Gozaburo lo frustava ma questa volta non finiva lì, le dure ferite sulla schiena, come se fosse striato dalle fiamme, venivano poi cosparse del terriccio di quei boschi, non dalle mani di Gozaburo, che per quanto professava la necessità e la sacralità dello spargimento di sangue era piuttosto schizzinoso, mentre Seto era al contrario quasi impossibile da disgustare, se non dalle mani piccole, tozze e viscide dello stesso Daimon, che con un secchio di quel fango si dilettava a premere sui più teneri e punti più aperti dei segni di frusta.
Gli occhi di Seto, come al solito rossi ma incapaci di bagnarsi, facevano male e si mordeva il labbro inferiore nel tentativo di non emettere suoni.
Aveva già portato abbastanza delusioni a Gozaburo con la sua isteria.
Seto chiuse gli occhi, immaginando che quella fosse la vendetta di quei luoghi in cui era andato con Gozaburo per insozzarli, proprio come i carri armati di quell'uomo quando penetravano in una città.
Seto chiuse gli occhi e li riaprì immediatamente non appena si rese conto che senza la sua forzatura probabilmente Daimon avrebbe detto a Gozaburo che non era qualcosa di cui preoccuparsi, il morso rabbioso di un animale selvatico.

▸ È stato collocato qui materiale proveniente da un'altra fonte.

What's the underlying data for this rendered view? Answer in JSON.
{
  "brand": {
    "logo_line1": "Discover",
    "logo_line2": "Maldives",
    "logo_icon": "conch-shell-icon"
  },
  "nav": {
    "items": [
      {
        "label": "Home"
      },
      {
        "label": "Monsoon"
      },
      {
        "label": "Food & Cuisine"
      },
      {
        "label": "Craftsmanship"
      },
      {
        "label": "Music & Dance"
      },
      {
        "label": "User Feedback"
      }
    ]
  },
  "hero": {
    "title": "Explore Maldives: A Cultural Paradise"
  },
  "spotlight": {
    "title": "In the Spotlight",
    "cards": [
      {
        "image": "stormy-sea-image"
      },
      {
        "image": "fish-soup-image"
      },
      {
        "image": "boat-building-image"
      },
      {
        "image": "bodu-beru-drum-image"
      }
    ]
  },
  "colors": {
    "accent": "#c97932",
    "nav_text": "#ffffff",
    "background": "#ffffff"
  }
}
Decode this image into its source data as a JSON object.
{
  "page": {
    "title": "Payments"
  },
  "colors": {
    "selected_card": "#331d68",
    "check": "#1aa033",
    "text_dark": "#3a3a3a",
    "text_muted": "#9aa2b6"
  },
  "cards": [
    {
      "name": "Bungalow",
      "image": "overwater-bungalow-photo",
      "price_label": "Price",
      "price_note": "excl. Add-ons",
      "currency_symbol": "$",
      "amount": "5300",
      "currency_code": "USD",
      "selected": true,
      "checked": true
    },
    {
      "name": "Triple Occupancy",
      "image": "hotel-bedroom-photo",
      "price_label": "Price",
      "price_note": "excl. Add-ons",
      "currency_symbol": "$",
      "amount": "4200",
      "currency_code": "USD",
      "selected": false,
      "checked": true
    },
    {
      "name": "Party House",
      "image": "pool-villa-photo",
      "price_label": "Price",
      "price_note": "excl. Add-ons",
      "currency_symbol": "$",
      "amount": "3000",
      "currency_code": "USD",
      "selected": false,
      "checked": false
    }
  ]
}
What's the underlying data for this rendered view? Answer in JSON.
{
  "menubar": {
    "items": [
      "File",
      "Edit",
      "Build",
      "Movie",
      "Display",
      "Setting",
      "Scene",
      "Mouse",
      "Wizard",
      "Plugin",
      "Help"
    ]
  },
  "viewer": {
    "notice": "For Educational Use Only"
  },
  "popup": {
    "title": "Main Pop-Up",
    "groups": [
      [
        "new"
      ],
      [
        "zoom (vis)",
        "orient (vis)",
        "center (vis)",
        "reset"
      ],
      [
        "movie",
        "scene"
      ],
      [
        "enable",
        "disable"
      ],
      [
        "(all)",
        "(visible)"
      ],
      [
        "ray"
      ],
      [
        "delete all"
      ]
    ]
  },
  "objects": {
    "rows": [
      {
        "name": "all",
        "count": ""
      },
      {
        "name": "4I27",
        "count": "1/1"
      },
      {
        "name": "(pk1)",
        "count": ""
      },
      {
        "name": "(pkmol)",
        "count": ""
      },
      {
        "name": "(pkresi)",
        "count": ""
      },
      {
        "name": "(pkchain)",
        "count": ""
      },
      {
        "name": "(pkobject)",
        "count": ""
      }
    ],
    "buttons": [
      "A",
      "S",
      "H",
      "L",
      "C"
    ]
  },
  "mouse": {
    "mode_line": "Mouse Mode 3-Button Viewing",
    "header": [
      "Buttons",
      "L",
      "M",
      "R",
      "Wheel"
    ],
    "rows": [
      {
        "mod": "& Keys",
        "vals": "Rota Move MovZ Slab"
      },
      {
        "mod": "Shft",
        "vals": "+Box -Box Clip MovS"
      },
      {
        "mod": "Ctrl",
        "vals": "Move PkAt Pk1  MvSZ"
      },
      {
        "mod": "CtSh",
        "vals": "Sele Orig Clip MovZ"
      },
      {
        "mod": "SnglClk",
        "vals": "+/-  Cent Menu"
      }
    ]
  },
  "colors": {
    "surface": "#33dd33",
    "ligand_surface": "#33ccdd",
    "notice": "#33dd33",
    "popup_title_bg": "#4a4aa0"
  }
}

Che probabilmente non l'avrebbe fatto per vendetta o per odio verso il suo patrigno, ma semplicemente perché per lui non aveva importanza il fatto che quell'uomo vivesse o morisse, e perché l'insignificante sforzo di chiamare l'elicottero e il suo medico era evitabile.
Soli al mondo, no?
Lo aveva detto il suo patrigno. Sono solo loro adesso.
Questa è stata una delle tante volte in cui Seto si è lasciato flagellare per vite di cui nessuno si preoccupa.